The Predictive Analytics Story
If you’ve been reading me for a while, you already know how important it is to capture data on your ROI. If you know what’s working, you can put your money in the right place. I discuss this at length in this post on calculating ROI. Predictive analytics is one way to take that data from your past successes or failures, and stretch it into insights about your future.
To share a piece of what may at this point be marketing legend, consider the beer/diaper correlation. The story goes that one retail outlet decided to use predictive analytics to track what items their customers were purchasing. Their data showed an odd trend: diapers were being purchased alongside beer disproportionately often by men aged 30-40 after 7pm on Friday nights. Young men were running in for a late-night diaper restock, and grabbed a six pack while they were at it. According to the story, the retailer used this insight to place beer and diapers close to one another in the store, and sales of both zoomed.
Big Names in Big Data
That isn’t the whole story, however. The real story tells an even deeper truth about chasing after marketing trends. While trying to find sources for the diaper beer story, or even the name of the store, I came across this 2012 article at CanWorkSmart:
“The myth itself relates to a study done in June of 1992 when Thomas Blischok, then VP of industrial consulting for NCR (now spun off to TeraData), did an analysis for Osco Drug. They examined 1.2 million market baskets in 25 stores identifying over 20 different product couplings including beer and diapers, and fruit juice and cough syrup.
The story about how Osco moved beer next to the Diapers and both made more sales isn’t correct though. Osco took the NCR study and identified approximately 5,000 slow-moving SKUs in its inventory. After removing those items from the shelf, consumers, now finding more items they wanted easier, actually thought Osco’s selection had increased.”

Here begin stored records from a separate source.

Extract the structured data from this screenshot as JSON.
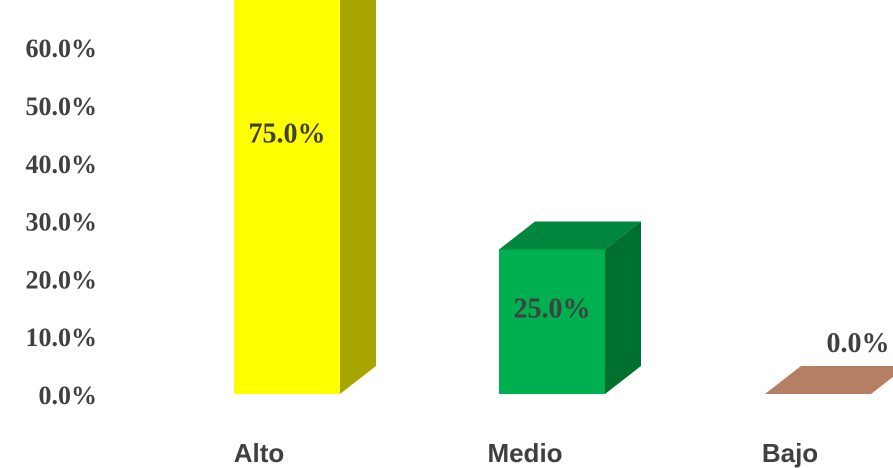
{
  "chart_data": {
    "type": "bar",
    "style": "3d-columns",
    "categories": [
      "Alto",
      "Medio",
      "Bajo"
    ],
    "values": [
      75.0,
      25.0,
      0.0
    ],
    "data_labels": [
      "75.0%",
      "25.0%",
      "0.0%"
    ],
    "y_ticks": [
      "0.0%",
      "10.0%",
      "20.0%",
      "30.0%",
      "40.0%",
      "50.0%",
      "60.0%"
    ],
    "y_tick_values": [
      0,
      10,
      20,
      30,
      40,
      50,
      60
    ],
    "grid": false,
    "legend": "none",
    "colors": [
      {
        "front": "#FFFF00",
        "top": "#C7C400",
        "side": "#A9A500"
      },
      {
        "front": "#00B050",
        "top": "#00873D",
        "side": "#00702F"
      },
      {
        "front": "#C0967A",
        "top": "#B47F62",
        "side": "#9C6A50"
      }
    ],
    "text_color": "#404040"
  }
}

The distinction is an important one. What Osco, the formerly-anonymous store did, was mine data to determine overall trends. They did not discover a magic formula for products to put together to exponentially increase sales. Why does this matter? Just ask any of the companies in the late 90’s who built huge, expensive data warehouses. Many were hoping to glean such clear cut insights, only to have the project fail or never find any useful data at all. This article from Forbes all the way back in 1998 describes failed attempts by big names such as American Express and J.C. Penney to create large data centers to mine useful information for their predictive analytics campaigns.
Industries Benefiting From Predictive Analytics
So, the diaper-beer story shows us the basic idea of how predictive analytics are supposed to work. The “predictive” part comes in when you use past trends to try to predict future buying patterns. For example, a retail company might mine their checkout data to predict surges or troughs in demand. This allows them to stock items appropriately. According to SAS, “financial services firm can use predictive analytics to predict the likelihood of fraud activity for any given transaction before it is authorized – within 40 milliseconds of the transaction initiation.”
Some public works and utilities firms are mining data to predict when huge machines, like wind turbines, will need maintenance. The US Census Bureau analyzes their data to understand population trends for a long time. Manufacturers can use data to optimize parts, service resources, distribution, and quality control efforts.
How Predictive Analytics Works
According to SAS, a provider of predictive analytics services,
“There are two types of predictive models. Classification models predict class membership. For instance, you try to classify whether someone is likely to leave, whether he will respond to a solicitation, whether he’s a good or bad credit risk, etc. Usually, the model results are in the form of 0 or 1, with 1 being the event you are targeting. Regression models predict a number – for example, how much revenue a customer will generate over the next year or the number of months before a component will fail on a machine.”